Sixers centre Joel Embiid even took it a step further – in his pot-stirring style – after Philadelphia narrowly managed to get past Toronto in overtime last week and the NBA’s leading scorer was held to 26 points in regulation, or seven below his league-leading 33.7 points per game average.
“When you play a team like Toronto, they don’t really care. It seems like, most of the time, they don’t care about winning. They just want to shut down the other star players,” Embiid said, according to a report from 76ers beat writer Sam DiGiovanni.
It's worth noting that Nurse pushed back on the notion that Leonard was routinely doubled on Wednesday. It may be a matter of definition: the Raptors may not have been trapping Leonard – sending a second defender early and aggressively to force him to give up the ball as quickly as possible – but he was the focus of multiple Raptors defenders on seven of his (season high) eight assists, six of which ended up as open or lightly contested threes for his Clippers teammates.

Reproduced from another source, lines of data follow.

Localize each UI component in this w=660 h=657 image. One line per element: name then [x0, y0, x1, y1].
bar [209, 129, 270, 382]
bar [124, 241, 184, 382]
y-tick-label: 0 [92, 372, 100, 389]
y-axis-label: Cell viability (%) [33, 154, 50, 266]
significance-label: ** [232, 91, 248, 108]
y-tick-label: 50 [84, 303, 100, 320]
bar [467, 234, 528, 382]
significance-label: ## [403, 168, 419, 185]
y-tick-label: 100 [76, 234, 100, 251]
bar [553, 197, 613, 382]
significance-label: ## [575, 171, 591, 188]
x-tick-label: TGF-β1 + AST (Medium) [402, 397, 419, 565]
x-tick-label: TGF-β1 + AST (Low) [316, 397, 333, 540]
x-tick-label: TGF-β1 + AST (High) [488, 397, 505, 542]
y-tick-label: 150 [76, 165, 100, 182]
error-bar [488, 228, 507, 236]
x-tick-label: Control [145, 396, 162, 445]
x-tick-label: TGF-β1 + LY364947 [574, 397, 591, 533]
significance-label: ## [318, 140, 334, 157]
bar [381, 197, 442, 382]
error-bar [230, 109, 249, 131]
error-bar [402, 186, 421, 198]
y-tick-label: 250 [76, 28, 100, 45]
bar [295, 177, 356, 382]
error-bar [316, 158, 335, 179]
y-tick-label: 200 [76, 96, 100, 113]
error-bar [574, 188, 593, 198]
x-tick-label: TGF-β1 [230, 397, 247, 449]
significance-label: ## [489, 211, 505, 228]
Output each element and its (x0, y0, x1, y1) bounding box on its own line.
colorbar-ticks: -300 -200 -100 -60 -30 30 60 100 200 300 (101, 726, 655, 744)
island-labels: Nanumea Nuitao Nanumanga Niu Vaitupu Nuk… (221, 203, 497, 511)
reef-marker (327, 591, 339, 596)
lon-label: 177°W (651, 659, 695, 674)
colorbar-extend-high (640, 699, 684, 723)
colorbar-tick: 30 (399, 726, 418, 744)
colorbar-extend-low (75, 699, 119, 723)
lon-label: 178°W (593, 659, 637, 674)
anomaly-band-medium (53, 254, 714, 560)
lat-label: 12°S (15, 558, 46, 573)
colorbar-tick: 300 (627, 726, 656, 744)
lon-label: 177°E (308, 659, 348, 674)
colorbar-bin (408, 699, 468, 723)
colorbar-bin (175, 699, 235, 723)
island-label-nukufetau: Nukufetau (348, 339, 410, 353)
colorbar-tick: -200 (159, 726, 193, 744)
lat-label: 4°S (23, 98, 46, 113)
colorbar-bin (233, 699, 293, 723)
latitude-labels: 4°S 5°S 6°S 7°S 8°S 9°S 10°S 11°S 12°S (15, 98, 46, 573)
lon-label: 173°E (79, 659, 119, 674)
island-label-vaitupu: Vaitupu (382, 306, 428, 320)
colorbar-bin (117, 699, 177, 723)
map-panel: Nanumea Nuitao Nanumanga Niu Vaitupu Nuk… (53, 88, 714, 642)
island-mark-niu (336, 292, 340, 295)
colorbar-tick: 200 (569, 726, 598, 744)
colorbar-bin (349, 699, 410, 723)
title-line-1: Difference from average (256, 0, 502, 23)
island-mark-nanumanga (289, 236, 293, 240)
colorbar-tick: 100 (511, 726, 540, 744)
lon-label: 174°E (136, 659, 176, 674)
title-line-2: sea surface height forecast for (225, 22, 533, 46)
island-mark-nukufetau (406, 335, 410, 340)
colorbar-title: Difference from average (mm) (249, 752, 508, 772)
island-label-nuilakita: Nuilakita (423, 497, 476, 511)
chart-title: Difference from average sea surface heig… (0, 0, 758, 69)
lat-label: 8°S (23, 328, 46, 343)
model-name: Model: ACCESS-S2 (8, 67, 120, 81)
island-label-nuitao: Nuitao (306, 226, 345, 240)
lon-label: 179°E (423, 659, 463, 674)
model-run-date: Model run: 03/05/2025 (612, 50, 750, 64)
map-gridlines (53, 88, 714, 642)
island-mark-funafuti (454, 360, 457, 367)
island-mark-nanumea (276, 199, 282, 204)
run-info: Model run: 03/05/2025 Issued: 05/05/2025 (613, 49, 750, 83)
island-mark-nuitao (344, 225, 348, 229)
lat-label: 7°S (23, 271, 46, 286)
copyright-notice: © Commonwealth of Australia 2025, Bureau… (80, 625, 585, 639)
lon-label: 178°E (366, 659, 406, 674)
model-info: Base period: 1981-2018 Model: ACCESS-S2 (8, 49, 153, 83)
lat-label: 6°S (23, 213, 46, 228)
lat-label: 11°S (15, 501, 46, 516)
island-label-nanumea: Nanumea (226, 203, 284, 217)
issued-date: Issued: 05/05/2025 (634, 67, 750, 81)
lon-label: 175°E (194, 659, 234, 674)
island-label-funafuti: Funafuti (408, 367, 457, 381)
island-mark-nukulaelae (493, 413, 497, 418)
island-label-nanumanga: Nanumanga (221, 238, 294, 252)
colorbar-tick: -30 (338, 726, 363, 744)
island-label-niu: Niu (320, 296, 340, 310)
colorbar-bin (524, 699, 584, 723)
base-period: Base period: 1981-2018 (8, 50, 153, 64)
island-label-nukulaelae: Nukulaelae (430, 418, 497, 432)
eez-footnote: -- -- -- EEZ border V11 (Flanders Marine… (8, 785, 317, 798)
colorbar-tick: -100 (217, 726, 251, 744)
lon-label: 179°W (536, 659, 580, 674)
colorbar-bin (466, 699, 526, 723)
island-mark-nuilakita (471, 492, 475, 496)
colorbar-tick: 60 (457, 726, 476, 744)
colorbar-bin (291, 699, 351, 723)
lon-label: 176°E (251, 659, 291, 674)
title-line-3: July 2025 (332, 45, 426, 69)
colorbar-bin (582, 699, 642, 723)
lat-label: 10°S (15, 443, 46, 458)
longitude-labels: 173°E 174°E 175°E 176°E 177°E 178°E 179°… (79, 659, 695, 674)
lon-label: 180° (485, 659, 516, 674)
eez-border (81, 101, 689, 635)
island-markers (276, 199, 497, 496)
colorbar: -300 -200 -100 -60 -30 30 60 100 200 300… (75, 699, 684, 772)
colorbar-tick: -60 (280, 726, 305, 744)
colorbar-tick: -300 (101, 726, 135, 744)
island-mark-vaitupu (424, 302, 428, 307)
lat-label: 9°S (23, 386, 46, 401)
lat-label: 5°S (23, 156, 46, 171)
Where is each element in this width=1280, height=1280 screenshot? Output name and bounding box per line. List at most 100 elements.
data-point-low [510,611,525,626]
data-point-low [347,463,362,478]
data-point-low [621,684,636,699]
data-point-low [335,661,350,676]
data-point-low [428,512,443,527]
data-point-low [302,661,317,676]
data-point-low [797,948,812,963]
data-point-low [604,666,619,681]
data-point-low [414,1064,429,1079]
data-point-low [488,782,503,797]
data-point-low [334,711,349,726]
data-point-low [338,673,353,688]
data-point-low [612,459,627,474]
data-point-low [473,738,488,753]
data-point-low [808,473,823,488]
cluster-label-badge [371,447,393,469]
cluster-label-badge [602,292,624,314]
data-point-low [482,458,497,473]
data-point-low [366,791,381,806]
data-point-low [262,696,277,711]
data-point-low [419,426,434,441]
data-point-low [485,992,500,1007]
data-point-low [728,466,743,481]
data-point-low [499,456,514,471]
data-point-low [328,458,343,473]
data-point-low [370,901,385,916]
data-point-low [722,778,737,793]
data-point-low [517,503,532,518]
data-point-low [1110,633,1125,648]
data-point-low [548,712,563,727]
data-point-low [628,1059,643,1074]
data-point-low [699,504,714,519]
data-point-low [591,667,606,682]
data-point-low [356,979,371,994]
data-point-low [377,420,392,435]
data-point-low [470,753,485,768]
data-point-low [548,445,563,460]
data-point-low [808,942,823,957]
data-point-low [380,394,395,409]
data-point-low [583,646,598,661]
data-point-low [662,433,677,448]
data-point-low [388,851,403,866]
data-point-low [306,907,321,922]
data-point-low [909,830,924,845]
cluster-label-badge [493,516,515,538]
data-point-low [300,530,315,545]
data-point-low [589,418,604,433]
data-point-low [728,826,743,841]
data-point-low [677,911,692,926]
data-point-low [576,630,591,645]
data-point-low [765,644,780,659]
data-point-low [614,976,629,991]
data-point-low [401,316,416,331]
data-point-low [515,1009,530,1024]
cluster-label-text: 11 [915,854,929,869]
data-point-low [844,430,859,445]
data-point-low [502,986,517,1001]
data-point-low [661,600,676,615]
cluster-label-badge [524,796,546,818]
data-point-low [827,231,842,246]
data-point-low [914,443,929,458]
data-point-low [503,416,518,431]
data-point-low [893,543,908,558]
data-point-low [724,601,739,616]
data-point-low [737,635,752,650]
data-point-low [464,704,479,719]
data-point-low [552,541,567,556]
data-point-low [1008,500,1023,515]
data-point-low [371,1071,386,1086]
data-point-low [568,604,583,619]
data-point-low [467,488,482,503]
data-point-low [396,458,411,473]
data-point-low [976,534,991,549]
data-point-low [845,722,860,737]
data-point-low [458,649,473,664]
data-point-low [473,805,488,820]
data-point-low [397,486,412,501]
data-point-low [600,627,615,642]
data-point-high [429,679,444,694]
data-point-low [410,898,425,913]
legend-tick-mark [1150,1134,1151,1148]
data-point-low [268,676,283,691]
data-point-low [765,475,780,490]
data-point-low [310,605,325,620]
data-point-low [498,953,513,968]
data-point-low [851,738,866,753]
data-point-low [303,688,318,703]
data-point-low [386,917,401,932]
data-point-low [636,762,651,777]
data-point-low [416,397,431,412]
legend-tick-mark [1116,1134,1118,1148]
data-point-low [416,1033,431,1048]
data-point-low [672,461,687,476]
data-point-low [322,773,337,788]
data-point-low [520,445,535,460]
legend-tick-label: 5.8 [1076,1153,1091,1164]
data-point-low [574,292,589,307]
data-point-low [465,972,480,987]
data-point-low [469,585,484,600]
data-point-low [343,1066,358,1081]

And of course it’s common for great players to command the attention of more than one defender but once you start rotating, the chances for breakdowns increase. Add in the Raptors' aggressiveness in pursuit of deflections and steals (Toronto leads the NBA in both categories) and the possibility of things going wrong increases.
On Thursday night the Raptors get another top team and elite, ball-dominant star to contain in the Grizzlies and Morant. The hope is that some additional tweaks, attention to detail can make the difference. There are plenty of areas to improve.
“I think that for us, the defences is fairly simple, but it does need to be done at a work rate that isn't simple. Right?” said Nurse. “Getting it set up is a big issue, guarding the initial actions is an issue, guarding the ball … being in and then being able to get out, contesting and then keeping them off the glass … [those are] the five components that we have, and we've got to do those all a little bit better.”
It's the way the Raptors are designed to play and in the absence of options, there is little choice but double down and hope their defence can find a way to cause more problems than their opponents can solve.